Inconformada com a decisão, a Autora vem interpor recurso de apelação, formulando as seguintes conclusões: I– As questões a decidir nos presentes autos e nesta sede recursiva – e que correspondem ao objecto do recurso – são as seguintes: i) saber se o pedido subsidiário formulado pela A./Recorrente – de verificação da justa causa de destituição do cargo de vogal do conselho de administração da Recorrida e consequente atribuição de indemnização por destituição ad nutum – se encontra incluído no elenco de matérias a resolver pelos juízos de comércio, nos termos do artigo 128.º, n.º 1, alínea d), da Lei 62/2013, de 26/08 (LOSJ), e ii) saber se as deliberações sociais tomadas na assembleia geral de accionistas da Ré, ocorrida em 15/01/2015, e nos presentes autos impugnadas, estão viciadas de anulabilidade, em consequência da irregularidade da convocatória e do abuso de direito (ou abuso de maioria) dos accionistas que aprovaram as referidas deliberações.

Da (in)competência absoluta – em razão da matéria – do Juízo de Comércio do Funchal para conhecer do pedido subsidiário formulado pela ora Recorrente: II.– Na opinião da Recorrente – e salvo o devido respeito pelo entendimento contrário propugnado na douta sentença recorrida – mal andou a Mma. Juiza do Tribunal a quo ao concluir que o juízo de comércio do Funchal é materialmente incompetente para apreciar o pedido subsidiário, e, em consequência, ao absolver a Ré da instância, o que se vem a traduzir num erro de julgamento.

III.– A Recorrente defende, pelo contrário, que a verificação da existência de justa causa de destituição dos membros de órgãos sociais, designadamente do conselho de administração, e, em caso da destituição ad nutum, o direito a ser indemnizado pelos prejuízos decorrentes da destituição, constituem questões que se incluem, sem margem para qualquer dúvida, no âmbito de competência material dos juízos de comércio.

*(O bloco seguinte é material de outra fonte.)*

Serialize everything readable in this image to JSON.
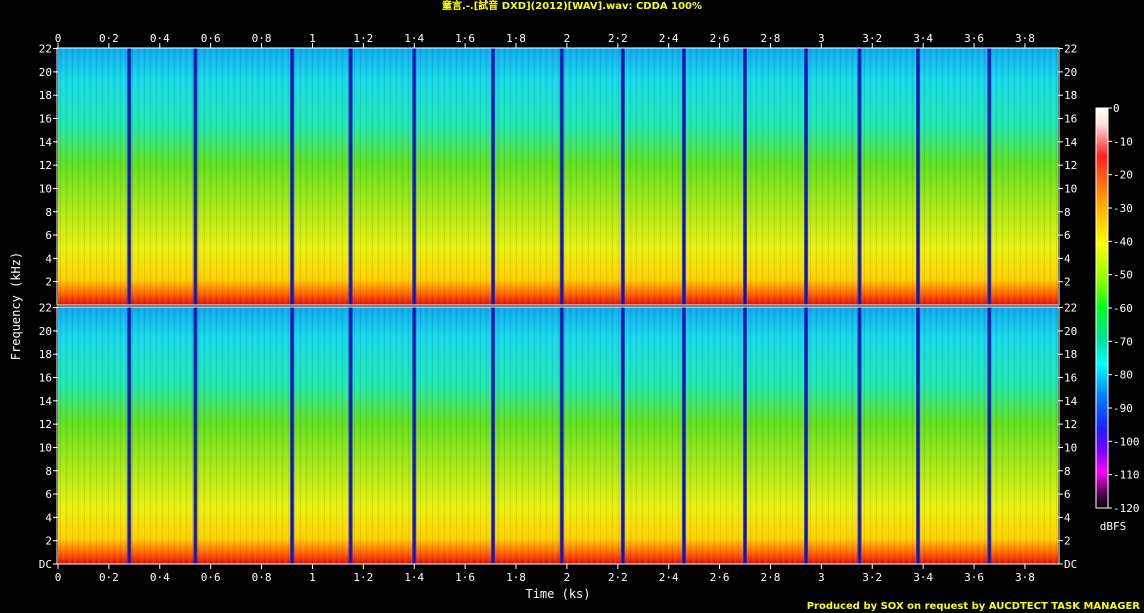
{
  "chart_data": {
    "type": "heatmap",
    "title": "童言.-.[試音 DXD](2012)[WAV].wav: CDDA 100%",
    "xlabel": "Time (ks)",
    "ylabel": "Frequency (kHz)",
    "x_ticks": [
      "0",
      "0·2",
      "0·4",
      "0·6",
      "0·8",
      "1",
      "1·2",
      "1·4",
      "1·6",
      "1·8",
      "2",
      "2·2",
      "2·4",
      "2·6",
      "2·8",
      "3",
      "3·2",
      "3·4",
      "3·6",
      "3·8"
    ],
    "x_tick_values": [
      0,
      0.2,
      0.4,
      0.6,
      0.8,
      1.0,
      1.2,
      1.4,
      1.6,
      1.8,
      2.0,
      2.2,
      2.4,
      2.6,
      2.8,
      3.0,
      3.2,
      3.4,
      3.6,
      3.8
    ],
    "xlim": [
      0,
      3.93
    ],
    "y_ticks_top": [
      "22",
      "20",
      "18",
      "16",
      "14",
      "12",
      "10",
      "8",
      "6",
      "4",
      "2"
    ],
    "y_ticks_bottom": [
      "22",
      "20",
      "18",
      "16",
      "14",
      "12",
      "10",
      "8",
      "6",
      "4",
      "2",
      "DC"
    ],
    "y_tick_values": [
      22,
      20,
      18,
      16,
      14,
      12,
      10,
      8,
      6,
      4,
      2,
      0
    ],
    "ylim": [
      0,
      22.05
    ],
    "channels": 2,
    "colorbar_ticks": [
      "0",
      "-10",
      "-20",
      "-30",
      "-40",
      "-50",
      "-60",
      "-70",
      "-80",
      "-90",
      "-100",
      "-110",
      "-120"
    ],
    "colorbar_values": [
      0,
      -10,
      -20,
      -30,
      -40,
      -50,
      -60,
      -70,
      -80,
      -90,
      -100,
      -110,
      -120
    ],
    "colorbar_label": "dBFS",
    "track_boundaries_ks": [
      0.28,
      0.54,
      0.92,
      1.15,
      1.4,
      1.71,
      1.98,
      2.22,
      2.46,
      2.7,
      2.94,
      3.15,
      3.38,
      3.66
    ],
    "footer": "Produced by SOX on request by AUCDTECT TASK MANAGER"
  },
  "colors": {
    "title": "#ffff00",
    "footer": "#ffff00",
    "axis": "#ffffff"
  }
}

IV.– O artigo 128.º, n.º 1, alínea c), da Lei 62/2013, de 26/08 (Lei de Organização do Sistema Judiciário) deve ser objecto de uma interpretação actualista – de que é exemplo Acórdão do Tribunal da Relação de Coimbra de 22/09/2015, proferido no processo n.º 5542/13.5TBLRA.C1, supra citado – por forma a incluir na supra referida alínea a questão que a Recorrente pretendia fosse resolvida pelo Tribunal a quo.

V.– Os tribunais de comércio – hoje designados por juízos de comércio – foram criados sob a égide de uma política judiciária assente em objetivos de especialização jurisdicional, assim como de desconcentração e descompressão dos processos pendentes nos tribunais e a necessidade de lhes atribuir matérias que exigem uma especial preparação e sensibilidade por parte do julgador.

VI.– Saber se um membro do conselho de administração de uma sociedade anónima foi, ou não, destituído com ou sem justa causa é uma das matérias que exige especial preparação e sensibilidade do julgador e que fundamentaram a opção legislativa de criação destes tribunais, e diz respeito a direitos sociais.

VII.– Na verdade, trata-se de matéria de direito societário por excelência a avaliação do desempenho dos gerentes ou administradores das sociedades comerciais à luz dos parâmetros estabelecidos no artigo 64.º do CSC, sobre o qual existe extensa doutrina comercialista. E como é evidente, só se pode concluir pela existência de uma justa causa de destituição caso se venha a concretizar uma violação dos deveres consagrados no citado artigo 64.º do CSC.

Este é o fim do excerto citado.